Cataloging of published recordings by Suicidal Tendencies

The discography of Suicidal Tendencies, an American crossover thrash band formed in 1980 by vocalist Mike Muir, consists of fourteen studio albums, four compilation albums, two extended plays, twenty-one singles and twenty-two music videos.

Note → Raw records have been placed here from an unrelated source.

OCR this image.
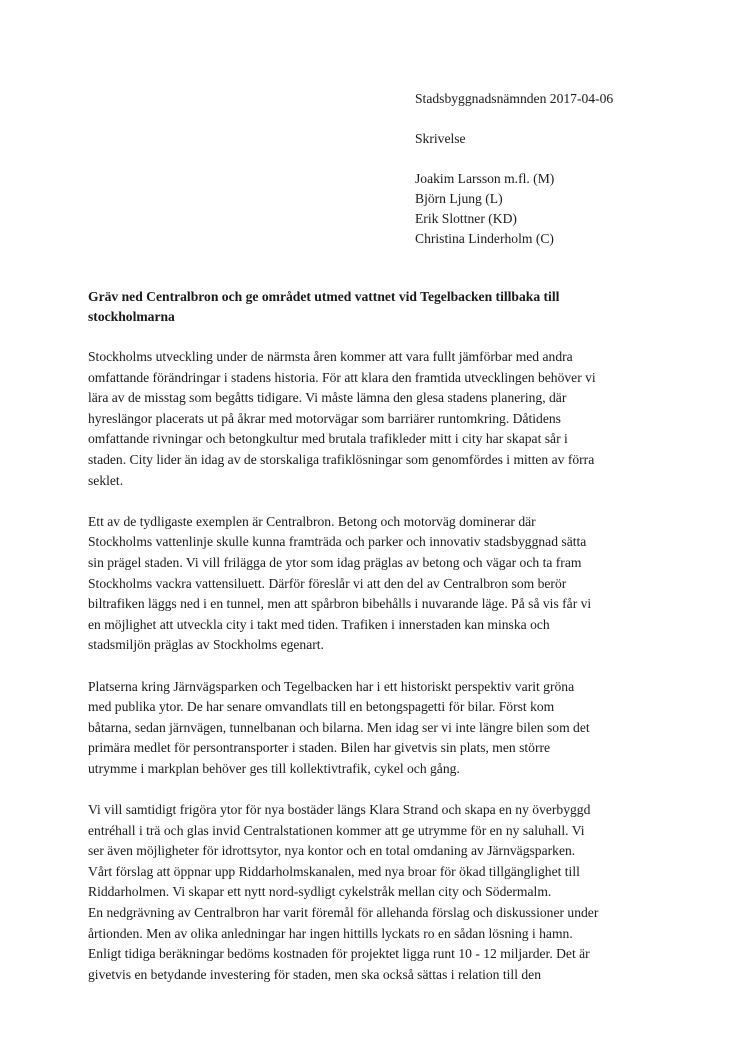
Stadsbyggnadsnämnden 2017-04-06
Skrivelse
Joakim Larsson m.fl. (M)
Björn Ljung (L)
Erik Slottner (KD)
Christina Linderholm (C)
Gräv ned Centralbron och ge området utmed vattnet vid Tegelbacken tillbaka till
stockholmarna
Stockholms utveckling under de närmsta åren kommer att vara fullt jämförbar med andra
omfattande förändringar i stadens historia. För att klara den framtida utvecklingen behöver vi
lära av de misstag som begåtts tidigare. Vi måste lämna den glesa stadens planering, där
hyreslängor placerats ut på åkrar med motorvägar som barriärer runtomkring. Dåtidens
omfattande rivningar och betongkultur med brutala trafikleder mitt i city har skapat sår i
staden. City lider än idag av de storskaliga trafiklösningar som genomfördes i mitten av förra
seklet.
Ett av de tydligaste exemplen är Centralbron. Betong och motorväg dominerar där
Stockholms vattenlinje skulle kunna framträda och parker och innovativ stadsbyggnad sätta
sin prägel staden. Vi vill frilägga de ytor som idag präglas av betong och vägar och ta fram
Stockholms vackra vattensiluett. Därför föreslår vi att den del av Centralbron som berör
biltrafiken läggs ned i en tunnel, men att spårbron bibehålls i nuvarande läge. På så vis får vi
en möjlighet att utveckla city i takt med tiden. Trafiken i innerstaden kan minska och
stadsmiljön präglas av Stockholms egenart.
Platserna kring Järnvägsparken och Tegelbacken har i ett historiskt perspektiv varit gröna
med publika ytor. De har senare omvandlats till en betongspagetti för bilar. Först kom
båtarna, sedan järnvägen, tunnelbanan och bilarna. Men idag ser vi inte längre bilen som det
primära medlet för persontransporter i staden. Bilen har givetvis sin plats, men större
utrymme i markplan behöver ges till kollektivtrafik, cykel och gång.
Vi vill samtidigt frigöra ytor för nya bostäder längs Klara Strand och skapa en ny överbyggd
entréhall i trä och glas invid Centralstationen kommer att ge utrymme för en ny saluhall. Vi
ser även möjligheter för idrottsytor, nya kontor och en total omdaning av Järnvägsparken.
Vårt förslag att öppnar upp Riddarholmskanalen, med nya broar för ökad tillgänglighet till
Riddarholmen. Vi skapar ett nytt nord-sydligt cykelstråk mellan city och Södermalm.
En nedgrävning av Centralbron har varit föremål för allehanda förslag och diskussioner under
årtionden. Men av olika anledningar har ingen hittills lyckats ro en sådan lösning i hamn.
Enligt tidiga beräkningar bedöms kostnaden för projektet ligga runt 10 - 12 miljarder. Det är
givetvis en betydande investering för staden, men ska också sättas i relation till den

The band’s first studio album, Suicidal Tendencies, was released in 1983 to much notoriety in the hardcore punk underground. Their second album, Join the Army, was released four years later and peaked at number 100 in the United States and number 81 in the UK. The album caught the attention of Epic Records, who signed Suicidal Tendencies in 1988. The band released their first album for the label, How Will I Laugh Tomorrow When I Can't Even Smile Today, in September 1988, and in the following year they released Controlled by Hatred/Feel Like Shit... Déjà Vu, which was their first album to be certified gold by the Recording Industry Association of America (RIAA).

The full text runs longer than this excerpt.